The Man with the Iron Fists: Not so dexterous


The Man with the Iron Fists – 2012

Directed by RZA
Starring Russell Crowe, Cung Le, Lucy Liu, Byron Mann, RZA, David Bautista, Jamie Chung
Screenplay by RZA and Eli Roth

The Man with the Iron Fists lumbers across the screen like the big time wrestler that decides he wants to be an ice skater.  The skates are strapped on, and he is heading across the floor, but the thing feels like it’s headed for disaster.  As if by magic or remote control, it avoids oblivion and instead finds a space right there in the place where average movies go to live…right next door to oblivion.

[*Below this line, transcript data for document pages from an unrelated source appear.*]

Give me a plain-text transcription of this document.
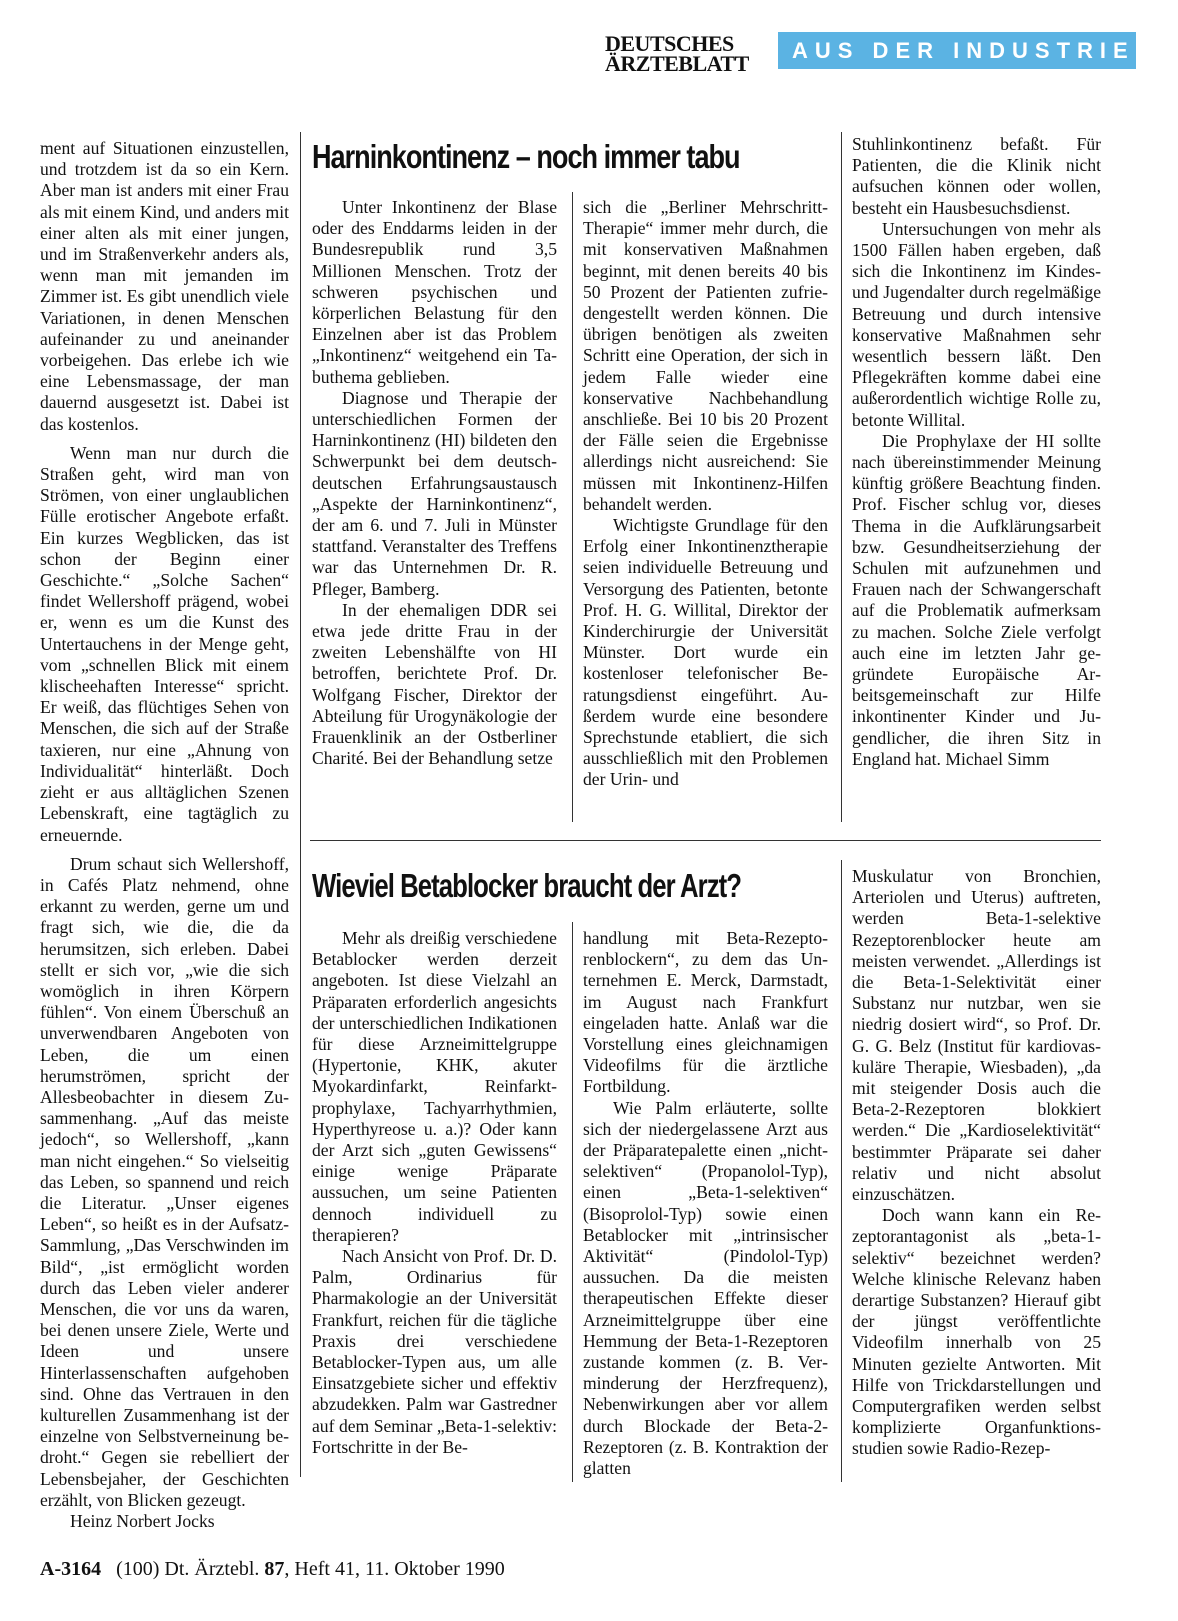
DEUTSCHES
ÄRZTEBLATT
AUS DER INDUSTRIE

ment auf Situationen einzustellen, und trotzdem ist da so ein Kern. Aber man ist anders mit einer Frau als mit einem Kind, und anders mit einer alten als mit einer jungen, und im Straßenverkehr anders als, wenn man mit jemanden im Zimmer ist. Es gibt unendlich viele Variationen, in denen Menschen aufeinander zu und aneinander vorbeigehen. Das erlebe ich wie eine Lebensmassage, der man dauernd ausgesetzt ist. Dabei ist das kostenlos.

Wenn man nur durch die Straßen geht, wird man von Strömen, von einer unglaublichen Fülle erotischer Angebote erfaßt. Ein kurzes Wegblicken, das ist schon der Beginn einer Geschichte.“ „Solche Sachen“ findet Wellershoff prägend, wobei er, wenn es um die Kunst des Untertauchens in der Menge geht, vom „schnellen Blick mit einem klischeehaften Interesse“ spricht. Er weiß, das flüchtiges Sehen von Menschen, die sich auf der Straße taxieren, nur eine „Ahnung von Individualität“ hinterläßt. Doch zieht er aus alltäglichen Szenen Lebenskraft, eine tagtäglich zu erneuernde.

Drum schaut sich Wellershoff, in Cafés Platz nehmend, ohne erkannt zu werden, gerne um und fragt sich, wie die, die da herumsitzen, sich erleben. Dabei stellt er sich vor, „wie die sich womöglich in ihren Körpern fühlen“. Von einem Überschuß an unverwendbaren Angeboten von Leben, die um einen herumströmen, spricht der Allesbeobachter in diesem Zusammenhang. „Auf das meiste jedoch“, so Wellershoff, „kann man nicht eingehen.“ So vielseitig das Leben, so spannend und reich die Literatur. „Unser eigenes Leben“, so heißt es in der Aufsatz-Sammlung, „Das Verschwinden im Bild“, „ist ermöglicht worden durch das Leben vieler anderer Menschen, die vor uns da waren, bei denen unsere Ziele, Werte und Ideen und unsere Hinterlassenschaften aufgehoben sind. Ohne das Vertrauen in den kulturellen Zusammenhang ist der einzelne von Selbstverneinung bedroht.“ Gegen sie rebelliert der Lebensbejaher, der Geschichten erzählt, von Blicken gezeugt.

Heinz Norbert Jocks

Harninkontinenz – noch immer tabu

Unter Inkontinenz der Blase oder des Enddarms leiden in der Bundesrepublik rund 3,5 Millionen Menschen. Trotz der schweren psychischen und körperlichen Belastung für den Einzelnen aber ist das Problem „Inkontinenz“ weitgehend ein Tabuthema geblieben.

Diagnose und Therapie der unterschiedlichen Formen der Harninkontinenz (HI) bildeten den Schwerpunkt bei dem deutsch-deutschen Erfahrungsaustausch „Aspekte der Harninkontinenz“, der am 6. und 7. Juli in Münster stattfand. Veranstalter des Treffens war das Unternehmen Dr. R. Pfleger, Bamberg.

In der ehemaligen DDR sei etwa jede dritte Frau in der zweiten Lebenshälfte von HI betroffen, berichtete Prof. Dr. Wolfgang Fischer, Direktor der Abteilung für Urogynäkologie der Frauenklinik an der Ostberliner Charité. Bei der Behandlung setze

sich die „Berliner Mehrschritt-Therapie“ immer mehr durch, die mit konservativen Maßnahmen beginnt, mit denen bereits 40 bis 50 Prozent der Patienten zufriedengestellt werden können. Die übrigen benötigen als zweiten Schritt eine Operation, der sich in jedem Falle wieder eine konservative Nachbehandlung anschließe. Bei 10 bis 20 Prozent der Fälle seien die Ergebnisse allerdings nicht ausreichend: Sie müssen mit Inkontinenz-Hilfen behandelt werden.

Wichtigste Grundlage für den Erfolg einer Inkontinenztherapie seien individuelle Betreuung und Versorgung des Patienten, betonte Prof. H. G. Willital, Direktor der Kinderchirurgie der Universität Münster. Dort wurde ein kostenloser telefonischer Beratungsdienst eingeführt. Außerdem wurde eine besondere Sprechstunde etabliert, die sich ausschließlich mit den Problemen der Urin- und

Stuhlinkontinenz befaßt. Für Patienten, die die Klinik nicht aufsuchen können oder wollen, besteht ein Hausbesuchsdienst.

Untersuchungen von mehr als 1500 Fällen haben ergeben, daß sich die Inkontinenz im Kindes- und Jugendalter durch regelmäßige Betreuung und durch intensive konservative Maßnahmen sehr wesentlich bessern läßt. Den Pflegekräften komme dabei eine außerordentlich wichtige Rolle zu, betonte Willital.

Die Prophylaxe der HI sollte nach übereinstimmender Meinung künftig größere Beachtung finden. Prof. Fischer schlug vor, dieses Thema in die Aufklärungsarbeit bzw. Gesundheitserziehung der Schulen mit aufzunehmen und Frauen nach der Schwangerschaft auf die Problematik aufmerksam zu machen. Solche Ziele verfolgt auch eine im letzten Jahr gegründete Europäische Arbeitsgemeinschaft zur Hilfe inkontinenter Kinder und Jugendlicher, die ihren Sitz in England hat. Michael Simm

Wieviel Betablocker braucht der Arzt?

Mehr als dreißig verschiedene Betablocker werden derzeit angeboten. Ist diese Vielzahl an Präparaten erforderlich angesichts der unterschiedlichen Indikationen für diese Arzneimittelgruppe (Hypertonie, KHK, akuter Myokardinfarkt, Reinfarktprophylaxe, Tachyarrhythmien, Hyperthyreose u. a.)? Oder kann der Arzt sich „guten Gewissens“ einige wenige Präparate aussuchen, um seine Patienten dennoch individuell zu therapieren?

Nach Ansicht von Prof. Dr. D. Palm, Ordinarius für Pharmakologie an der Universität Frankfurt, reichen für die tägliche Praxis drei verschiedene Betablocker-Typen aus, um alle Einsatzgebiete sicher und effektiv abzudekken. Palm war Gastredner auf dem Seminar „Beta-1-selektiv: Fortschritte in der Be-

handlung mit Beta-Rezeptorenblockern“, zu dem das Unternehmen E. Merck, Darmstadt, im August nach Frankfurt eingeladen hatte. Anlaß war die Vorstellung eines gleichnamigen Videofilms für die ärztliche Fortbildung.

Wie Palm erläuterte, sollte sich der niedergelassene Arzt aus der Präparatepalette einen „nicht-selektiven“ (Propanolol-Typ), einen „Beta-1-selektiven“ (Bisoprolol-Typ) sowie einen Betablocker mit „intrinsischer Aktivität“ (Pindolol-Typ) aussuchen. Da die meisten therapeutischen Effekte dieser Arzneimittelgruppe über eine Hemmung der Beta-1-Rezeptoren zustande kommen (z. B. Verminderung der Herzfrequenz), Nebenwirkungen aber vor allem durch Blockade der Beta-2-Rezeptoren (z. B. Kontraktion der glatten

Muskulatur von Bronchien, Arteriolen und Uterus) auftreten, werden Beta-1-selektive Rezeptorenblocker heute am meisten verwendet. „Allerdings ist die Beta-1-Selektivität einer Substanz nur nutzbar, wen sie niedrig dosiert wird“, so Prof. Dr. G. G. Belz (Institut für kardiovaskuläre Therapie, Wiesbaden), „da mit steigender Dosis auch die Beta-2-Rezeptoren blokkiert werden.“ Die „Kardioselektivität“ bestimmter Präparate sei daher relativ und nicht absolut einzuschätzen.

Doch wann kann ein Rezeptorantagonist als „beta-1-selektiv“ bezeichnet werden? Welche klinische Relevanz haben derartige Substanzen? Hierauf gibt der jüngst veröffentlichte Videofilm innerhalb von 25 Minuten gezielte Antworten. Mit Hilfe von Trickdarstellungen und Computergrafiken werden selbst komplizierte Organfunktionsstudien sowie Radio-Rezep-

A-3164 (100) Dt. Ärztebl. 87, Heft 41, 11. Oktober 1990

What we have is an earnest effort by what is a true fan of the film style that is the extremely gory kung-fu glorified by Tarantino.  It lacks skillful direction, acting and dialogue, but who’s counting?  In the end, even if all that stuff were a notch higher, no one is the wiser.  RZA, who I am told is an incredible rap producer famous for his work with the Wu-Tang Clan.  Even if I had never heard of him or any of his aliases (Prince Rakeem, The Abbot, Bobby Digital, Bobby Steels, the Scientist, Prince Delight, Prince Dynamite, Ruler Zig-Zag-Zig Allah), I can say his performance is somewhat one-dimensional, if respectable.  His effort to piece together a story of a former slave, who happens to be the local blacksmith in a town rife with clan warfare comes together slowly, obviously and conspicuously as the lone black man in a city of thousands of Chinese.

That strange combination does not last indefinitely, however.  We soon see a rather rotund Russell Crowe, as Jack Knife, waddle into town, take on two whores and kill an even fatter guy with a cool looking knife to obtain his third.  This concerns no one, least of all the Madam Blossom, played with an ever increasing lack of nuance by Lucy Liu.  I am not sure why Russell Crowe is in this film, but he gets at least one decent line in with all the huffing and puffing, after a particularly good kill:

“I always bring a gun to a knife fight.”

Okay, so it’s not that great a line.  It is pure gold when compared to the clunker RZA and Roth make Liu exclaim:

“Power belongs to no one, until it is seized through sex or violence.”

Or this line that RZA saved for himself:

“When it comes to money, things get funny.”

They get funny, but not necessarily well written.

The rest of the players are present to dispatch hundreds of Chinese.  Most of these guys are on the screen to be in the right spot where one weapon or another is discharged.  Of the main Asian counterparts, Yune and Cung, they are opposite sides of the Old West paradigm.  One side noble, the other scurrilous.  Jamie Chung as Lady Silk is odd in her apparent disharmony with The Blacksmith, who seems smitten with her to the point of planning and paying for their escape from the town.  It never seems like she’s on board with the plan.

The soundtrack to this film is pretty good, especially given the fact that most of the songs are out of place and time.

The movie comes together in the end, rising to just a bit better than average.  Much of it won’t be remembered.  And if it is, it’s 50/50 whether you will be laughing at it or admiring it.